Она заплакала. Попробовала говорить. Сказала, что провела последний месяц в Тайбэе, поскольку самолет, на котором она летела в Токио, совершил там вынужденную посадку.

«Как папа?» — прошептала она, когда я подошла к ней вечером.

Я ей снова сказала.

«Но сейчас ему лучше?» Она осознала факт смерти, но не поняла его необратимости. Из-за меня. Я тоже не понимала.


IV

Давайте все-таки по порядку.

А то еще подумаете, что у меня каша в голове.

Хотя каши нет — я даже кроссворды решаю. По утрам, когда особенно трудно бороться с жалостью к себе.

Неужели я ее так и не изживу?!

Так и не пойму, что это произошло с ним?

Так и буду считать, что это произошло со мной?

Первое, на что падает взгляд в кроссворде: «Плоть от плоти, но без матери».

Отгадываю мгновенно, повышаю самооценку: «сирота».

Нет.

Должно быть четыре буквы.

Больше даже не пытаюсь, заглядываю в ответ. «Клон». Плоть от плоти, но без матери — клон?
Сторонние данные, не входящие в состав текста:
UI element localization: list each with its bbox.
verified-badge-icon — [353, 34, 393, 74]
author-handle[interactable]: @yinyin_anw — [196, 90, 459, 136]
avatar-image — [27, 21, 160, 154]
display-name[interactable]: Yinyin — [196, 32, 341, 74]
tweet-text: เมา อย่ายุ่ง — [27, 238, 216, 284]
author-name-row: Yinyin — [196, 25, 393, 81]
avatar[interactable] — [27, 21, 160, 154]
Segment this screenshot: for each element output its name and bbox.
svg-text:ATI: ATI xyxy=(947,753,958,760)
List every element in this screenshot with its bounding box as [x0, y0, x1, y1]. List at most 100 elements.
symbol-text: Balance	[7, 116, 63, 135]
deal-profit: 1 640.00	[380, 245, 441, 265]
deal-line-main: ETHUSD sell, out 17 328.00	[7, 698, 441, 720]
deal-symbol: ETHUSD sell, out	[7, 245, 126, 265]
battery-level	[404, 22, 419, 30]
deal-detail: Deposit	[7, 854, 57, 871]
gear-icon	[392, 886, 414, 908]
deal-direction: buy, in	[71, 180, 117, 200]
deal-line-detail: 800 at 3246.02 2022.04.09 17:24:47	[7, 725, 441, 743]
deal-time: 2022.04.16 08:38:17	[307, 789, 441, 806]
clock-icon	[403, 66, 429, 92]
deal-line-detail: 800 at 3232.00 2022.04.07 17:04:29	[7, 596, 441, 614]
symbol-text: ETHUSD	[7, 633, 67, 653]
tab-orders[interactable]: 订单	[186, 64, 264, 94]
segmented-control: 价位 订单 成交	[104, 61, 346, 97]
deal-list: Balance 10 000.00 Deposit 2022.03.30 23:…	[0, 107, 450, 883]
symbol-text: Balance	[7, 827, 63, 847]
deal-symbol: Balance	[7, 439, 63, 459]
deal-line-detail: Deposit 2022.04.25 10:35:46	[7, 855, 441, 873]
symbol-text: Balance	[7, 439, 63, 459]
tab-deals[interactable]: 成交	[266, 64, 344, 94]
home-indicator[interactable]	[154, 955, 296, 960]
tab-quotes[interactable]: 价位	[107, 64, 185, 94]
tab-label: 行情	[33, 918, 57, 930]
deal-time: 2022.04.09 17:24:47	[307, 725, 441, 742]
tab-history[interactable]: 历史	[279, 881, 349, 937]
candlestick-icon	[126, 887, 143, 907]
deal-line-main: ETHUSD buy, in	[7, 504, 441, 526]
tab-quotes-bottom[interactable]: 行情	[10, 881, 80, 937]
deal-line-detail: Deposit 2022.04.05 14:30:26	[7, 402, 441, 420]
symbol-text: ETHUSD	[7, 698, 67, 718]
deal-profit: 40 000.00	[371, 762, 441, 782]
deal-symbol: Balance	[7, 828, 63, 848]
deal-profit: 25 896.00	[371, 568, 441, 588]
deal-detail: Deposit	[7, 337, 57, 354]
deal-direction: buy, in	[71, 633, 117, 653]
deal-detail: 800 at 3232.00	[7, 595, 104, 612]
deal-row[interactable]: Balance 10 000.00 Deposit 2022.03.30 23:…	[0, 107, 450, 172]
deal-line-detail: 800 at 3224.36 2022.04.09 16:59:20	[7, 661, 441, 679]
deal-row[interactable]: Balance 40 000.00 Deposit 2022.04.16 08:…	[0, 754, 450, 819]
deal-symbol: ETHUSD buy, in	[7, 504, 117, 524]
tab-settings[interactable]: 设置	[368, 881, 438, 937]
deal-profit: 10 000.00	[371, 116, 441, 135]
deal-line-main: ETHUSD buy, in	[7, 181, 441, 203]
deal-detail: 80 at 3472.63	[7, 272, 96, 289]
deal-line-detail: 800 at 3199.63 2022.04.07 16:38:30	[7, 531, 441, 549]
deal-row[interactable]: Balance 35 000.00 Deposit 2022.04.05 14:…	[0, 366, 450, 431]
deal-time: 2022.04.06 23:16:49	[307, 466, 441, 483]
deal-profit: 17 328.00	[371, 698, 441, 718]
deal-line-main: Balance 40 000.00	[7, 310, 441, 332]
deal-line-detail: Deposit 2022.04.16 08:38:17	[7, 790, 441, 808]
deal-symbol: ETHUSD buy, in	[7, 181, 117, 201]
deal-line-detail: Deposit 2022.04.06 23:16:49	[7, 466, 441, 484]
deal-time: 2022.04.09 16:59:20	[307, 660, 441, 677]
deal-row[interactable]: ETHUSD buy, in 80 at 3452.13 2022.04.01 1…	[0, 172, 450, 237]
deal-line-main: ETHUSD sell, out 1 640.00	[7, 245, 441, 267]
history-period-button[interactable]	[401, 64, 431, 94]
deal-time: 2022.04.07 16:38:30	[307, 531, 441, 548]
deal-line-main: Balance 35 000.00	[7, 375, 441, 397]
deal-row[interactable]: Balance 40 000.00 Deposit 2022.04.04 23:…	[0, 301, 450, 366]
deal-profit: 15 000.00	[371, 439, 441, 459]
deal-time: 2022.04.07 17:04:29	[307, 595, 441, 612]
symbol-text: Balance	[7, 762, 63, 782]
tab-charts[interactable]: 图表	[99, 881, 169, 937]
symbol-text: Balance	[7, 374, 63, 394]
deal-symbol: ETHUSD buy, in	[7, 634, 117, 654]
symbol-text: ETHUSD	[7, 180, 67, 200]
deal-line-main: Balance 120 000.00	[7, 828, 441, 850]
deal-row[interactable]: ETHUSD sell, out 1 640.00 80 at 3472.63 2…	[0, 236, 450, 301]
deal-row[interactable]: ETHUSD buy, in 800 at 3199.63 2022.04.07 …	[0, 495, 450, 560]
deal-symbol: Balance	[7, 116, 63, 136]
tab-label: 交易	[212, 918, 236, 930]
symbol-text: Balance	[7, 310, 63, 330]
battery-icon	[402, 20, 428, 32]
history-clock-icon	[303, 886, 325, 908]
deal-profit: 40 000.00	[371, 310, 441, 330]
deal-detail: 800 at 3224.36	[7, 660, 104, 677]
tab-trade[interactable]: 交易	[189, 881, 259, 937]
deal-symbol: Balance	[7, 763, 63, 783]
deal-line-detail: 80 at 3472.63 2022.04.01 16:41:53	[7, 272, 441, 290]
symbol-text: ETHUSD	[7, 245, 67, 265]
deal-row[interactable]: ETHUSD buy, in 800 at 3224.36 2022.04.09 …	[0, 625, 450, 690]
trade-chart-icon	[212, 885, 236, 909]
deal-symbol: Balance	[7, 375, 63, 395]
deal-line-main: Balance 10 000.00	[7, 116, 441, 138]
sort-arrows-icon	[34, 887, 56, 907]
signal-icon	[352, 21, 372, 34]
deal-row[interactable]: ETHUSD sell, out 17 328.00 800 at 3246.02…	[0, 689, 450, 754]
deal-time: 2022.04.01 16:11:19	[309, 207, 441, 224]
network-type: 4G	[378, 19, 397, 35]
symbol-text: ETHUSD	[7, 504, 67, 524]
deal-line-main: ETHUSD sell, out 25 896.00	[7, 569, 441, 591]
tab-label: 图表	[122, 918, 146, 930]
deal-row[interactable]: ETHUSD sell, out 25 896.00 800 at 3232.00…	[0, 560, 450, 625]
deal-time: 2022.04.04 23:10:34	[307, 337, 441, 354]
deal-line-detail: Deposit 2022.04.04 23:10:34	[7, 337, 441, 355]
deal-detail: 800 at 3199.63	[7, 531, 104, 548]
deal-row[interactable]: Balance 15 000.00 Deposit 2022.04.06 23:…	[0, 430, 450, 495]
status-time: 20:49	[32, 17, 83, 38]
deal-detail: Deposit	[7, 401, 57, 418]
Это с миром что-то не так или со мной?

По порядку. По дням.

В четверг, 23 марта, мы хороним прах Джона. В субботу, 25-го, Кинтана с мужем улетают в Малибу. Я была «за». Даже настаивала.

Когда она сказала, что не знает, достаточно ли окрепла, разразилась целым монологом о целебности тихоокеанского воздуха.
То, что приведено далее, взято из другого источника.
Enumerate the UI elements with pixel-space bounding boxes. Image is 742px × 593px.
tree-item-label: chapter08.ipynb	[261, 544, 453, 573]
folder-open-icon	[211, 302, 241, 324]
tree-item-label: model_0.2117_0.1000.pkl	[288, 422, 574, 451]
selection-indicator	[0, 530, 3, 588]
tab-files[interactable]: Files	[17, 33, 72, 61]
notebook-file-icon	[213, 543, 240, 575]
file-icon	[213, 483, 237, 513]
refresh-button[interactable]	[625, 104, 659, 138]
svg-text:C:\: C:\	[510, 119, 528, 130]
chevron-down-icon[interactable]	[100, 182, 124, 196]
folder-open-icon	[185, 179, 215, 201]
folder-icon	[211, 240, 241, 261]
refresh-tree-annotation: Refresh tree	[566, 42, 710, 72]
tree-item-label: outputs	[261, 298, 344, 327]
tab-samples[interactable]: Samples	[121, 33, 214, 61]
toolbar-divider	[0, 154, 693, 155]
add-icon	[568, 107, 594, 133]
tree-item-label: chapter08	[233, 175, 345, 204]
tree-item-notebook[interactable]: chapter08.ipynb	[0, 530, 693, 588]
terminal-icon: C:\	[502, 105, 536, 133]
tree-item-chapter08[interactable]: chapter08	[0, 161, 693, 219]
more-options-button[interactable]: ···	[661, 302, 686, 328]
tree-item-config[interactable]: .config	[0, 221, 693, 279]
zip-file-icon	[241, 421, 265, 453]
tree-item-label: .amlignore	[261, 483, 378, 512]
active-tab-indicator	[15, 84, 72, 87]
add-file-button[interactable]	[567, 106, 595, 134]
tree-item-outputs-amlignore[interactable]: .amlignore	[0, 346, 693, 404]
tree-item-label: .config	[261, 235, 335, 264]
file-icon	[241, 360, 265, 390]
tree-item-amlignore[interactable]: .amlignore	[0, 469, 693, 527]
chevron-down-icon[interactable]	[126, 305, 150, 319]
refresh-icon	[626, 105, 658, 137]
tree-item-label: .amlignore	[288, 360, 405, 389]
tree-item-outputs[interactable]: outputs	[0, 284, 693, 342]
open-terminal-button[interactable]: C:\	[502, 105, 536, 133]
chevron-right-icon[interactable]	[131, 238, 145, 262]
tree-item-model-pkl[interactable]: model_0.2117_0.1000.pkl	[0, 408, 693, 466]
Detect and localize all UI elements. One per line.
Так хотелось, чтобы ее лицо и волосы вновь пропитались солнцем Малибу.

Чтобы она снова стала ребенком.

Накануне мы говорили по телефону. Она нервничала. Как всегда, когда куда-нибудь уезжала.
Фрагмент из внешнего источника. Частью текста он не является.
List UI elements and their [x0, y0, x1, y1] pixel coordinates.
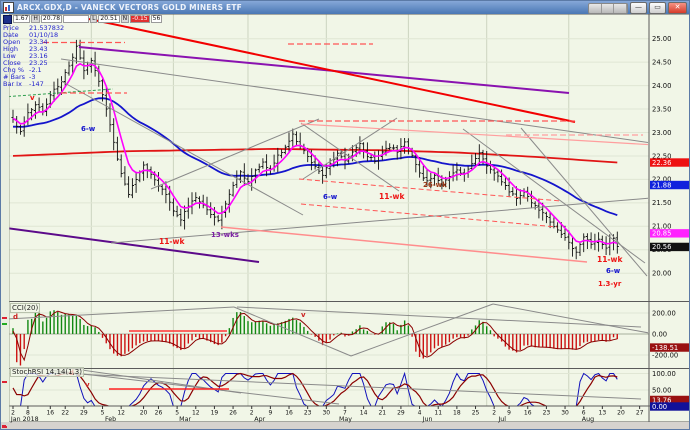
- svg-text:23.00: 23.00: [652, 129, 671, 137]
- chart-canvas[interactable]: 25.0024.5024.0023.5023.0022.5022.0021.50…: [1, 1, 690, 430]
- svg-text:29: 29: [397, 410, 405, 417]
- svg-text:Aug: Aug: [582, 416, 594, 423]
- titlebar-extra-buttons[interactable]: [588, 3, 628, 14]
- svg-text:11: 11: [434, 410, 442, 417]
- svg-text:23: 23: [543, 410, 551, 417]
- svg-text:25: 25: [472, 410, 480, 417]
- svg-text:9: 9: [268, 410, 272, 417]
- svg-text:21: 21: [378, 410, 386, 417]
- svg-text:May: May: [339, 416, 352, 423]
- scale-mark: [2, 426, 7, 428]
- minimize-button[interactable]: —: [630, 2, 647, 14]
- svg-text:11-wk: 11-wk: [379, 192, 405, 201]
- svg-text:12: 12: [192, 410, 200, 417]
- svg-text:27: 27: [636, 410, 644, 417]
- svg-text:22.36: 22.36: [652, 159, 671, 167]
- scale-mark: [2, 381, 7, 383]
- svg-text:13-wks: 13-wks: [211, 231, 239, 239]
- price-tag: -138.51: [650, 343, 689, 352]
- svg-text:26-wk: 26-wk: [423, 181, 447, 189]
- svg-text:20: 20: [617, 410, 625, 417]
- svg-text:16: 16: [46, 410, 54, 417]
- app-icon: [3, 2, 14, 13]
- price-tag: 20.85: [650, 229, 689, 238]
- svg-text:12: 12: [117, 410, 125, 417]
- svg-text:16: 16: [524, 410, 532, 417]
- cci-panel-title: CCI(20): [10, 303, 40, 313]
- svg-text:21.88: 21.88: [652, 181, 671, 189]
- svg-text:21.50: 21.50: [652, 199, 671, 207]
- svg-text:100.00: 100.00: [652, 370, 676, 378]
- svg-text:20: 20: [140, 410, 148, 417]
- svg-text:v: v: [301, 311, 306, 319]
- svg-text:2: 2: [492, 410, 496, 417]
- stoch-panel-title: StochRSI 14,14(1,3): [10, 367, 84, 377]
- svg-text:24.50: 24.50: [652, 58, 671, 66]
- close-button[interactable]: ✕: [668, 2, 687, 14]
- svg-text:Feb: Feb: [105, 416, 116, 423]
- svg-text:29: 29: [80, 410, 88, 417]
- svg-text:30: 30: [561, 410, 569, 417]
- svg-text:Jun: Jun: [422, 416, 433, 423]
- svg-text:6-w: 6-w: [323, 193, 338, 201]
- svg-text:24.00: 24.00: [652, 82, 671, 90]
- price-tag: 21.88: [650, 181, 689, 190]
- scale-mark: [2, 317, 7, 319]
- svg-text:-138.51: -138.51: [652, 344, 678, 352]
- svg-text:22: 22: [61, 410, 69, 417]
- svg-text:13: 13: [599, 410, 607, 417]
- restore-button[interactable]: ▭: [649, 2, 666, 14]
- svg-text:25.00: 25.00: [652, 35, 671, 43]
- svg-text:v: v: [85, 381, 90, 389]
- svg-text:d: d: [13, 313, 18, 321]
- svg-text:50.00: 50.00: [652, 386, 671, 394]
- svg-text:18: 18: [453, 410, 461, 417]
- svg-text:26: 26: [229, 410, 237, 417]
- svg-text:0.00: 0.00: [652, 330, 667, 338]
- window-title: ARCX.GDX,D - VANECK VECTORS GOLD MINERS …: [17, 3, 242, 12]
- chart-window: ARCX.GDX,D - VANECK VECTORS GOLD MINERS …: [0, 0, 690, 430]
- svg-text:19: 19: [211, 410, 219, 417]
- svg-text:30: 30: [322, 410, 330, 417]
- svg-text:23.50: 23.50: [652, 105, 671, 113]
- svg-text:1.3-yr: 1.3-yr: [598, 280, 622, 288]
- svg-text:20.56: 20.56: [652, 243, 671, 251]
- svg-text:11-wk: 11-wk: [159, 237, 185, 246]
- svg-text:6-w: 6-w: [81, 125, 96, 133]
- svg-text:2: 2: [250, 410, 254, 417]
- svg-text:16: 16: [285, 410, 293, 417]
- svg-text:11-wk: 11-wk: [597, 255, 623, 264]
- svg-text:Jan 2018: Jan 2018: [10, 416, 39, 423]
- svg-text:23: 23: [304, 410, 312, 417]
- svg-text:Mar: Mar: [179, 416, 191, 423]
- scale-mark: [2, 323, 7, 325]
- svg-text:20.85: 20.85: [652, 230, 671, 238]
- svg-text:0.00: 0.00: [652, 403, 667, 411]
- price-tag: 22.36: [650, 158, 689, 167]
- svg-text:26: 26: [155, 410, 163, 417]
- price-tag: 20.56: [650, 243, 689, 252]
- svg-text:9: 9: [507, 410, 511, 417]
- svg-text:Jul: Jul: [497, 416, 506, 423]
- svg-text:4: 4: [418, 410, 422, 417]
- svg-text:-200.00: -200.00: [652, 351, 678, 359]
- svg-text:6-w: 6-w: [606, 267, 621, 275]
- svg-text:14: 14: [360, 410, 368, 417]
- price-tag: 0.00: [650, 402, 689, 411]
- svg-text:Apr: Apr: [254, 416, 265, 423]
- svg-text:20.00: 20.00: [652, 270, 671, 278]
- svg-text:200.00: 200.00: [652, 309, 676, 317]
- left-scale-strip: [1, 14, 9, 422]
- svg-text:v: v: [30, 94, 35, 102]
- title-bar[interactable]: ARCX.GDX,D - VANECK VECTORS GOLD MINERS …: [1, 1, 689, 14]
Спросила: «Думаешь, Калифорния мне на пользу?»

Я сказала, что да. Несомненно. Уже видела ее бредущей по пляжу.

Склоны гор, усеянные дикой горчицей.

Они вышли из самолета.

Получили свой единственный чемодан.

Вышли из здания аэропорта: муж — чуть впереди, Кинтана — следом. Он что-то почувствовал, обернулся, но не успел ее подхватить. Она рухнула на тротуар навзничь.

«Смещение срединных структур». «Обширное артериальное кровотечение». «Нулевая свертываемость». Это лишь немногое из того, что я услышала от нейрохирургов, когда попала в Лос-Анджелес. Она была в коме. Половина головы прошита стальными скобами. Из-под скоб все еще сочилась кровь.


V

Я не разрешаю себе думать о прошлом. Если думать о прошлом, сравнивая его с настоящим, хочется перестать жить. А это недопустимо: я еще ей нужна.

«Когда ты уезжаешь?» — спрашивает она в калифорнийской больнице, придя наконец в себя.

Я говорю, что никогда, что уедем мы только вместе. Я не говорю, что если не дам ей умереть, то Джон вернется. Сегодня утром, приехав в больницу, не могу найти свободного места на четвертой стоянке. Четвертая стоянка под открытым небом, а не в гараже. Четвертая стоянка не прихоть, а неотъемлемая часть заведенного мною ритуала. Я паркуюсь у живой изгороди, кладу пропуск на приборную панель, закрываю машину и иду по газону к главному входу. Пока иду — собираю волю в кулак. Вхожу собранной. С ощущением, что все контролирую. Но сегодня на четвертой стоянке нет свободного места, и я теряюсь. Сижу в машине, жду, пока кто-нибудь отъедет, и понимаю, что не контролирую ничего. Абсолютно бессильна перед ее болезнью.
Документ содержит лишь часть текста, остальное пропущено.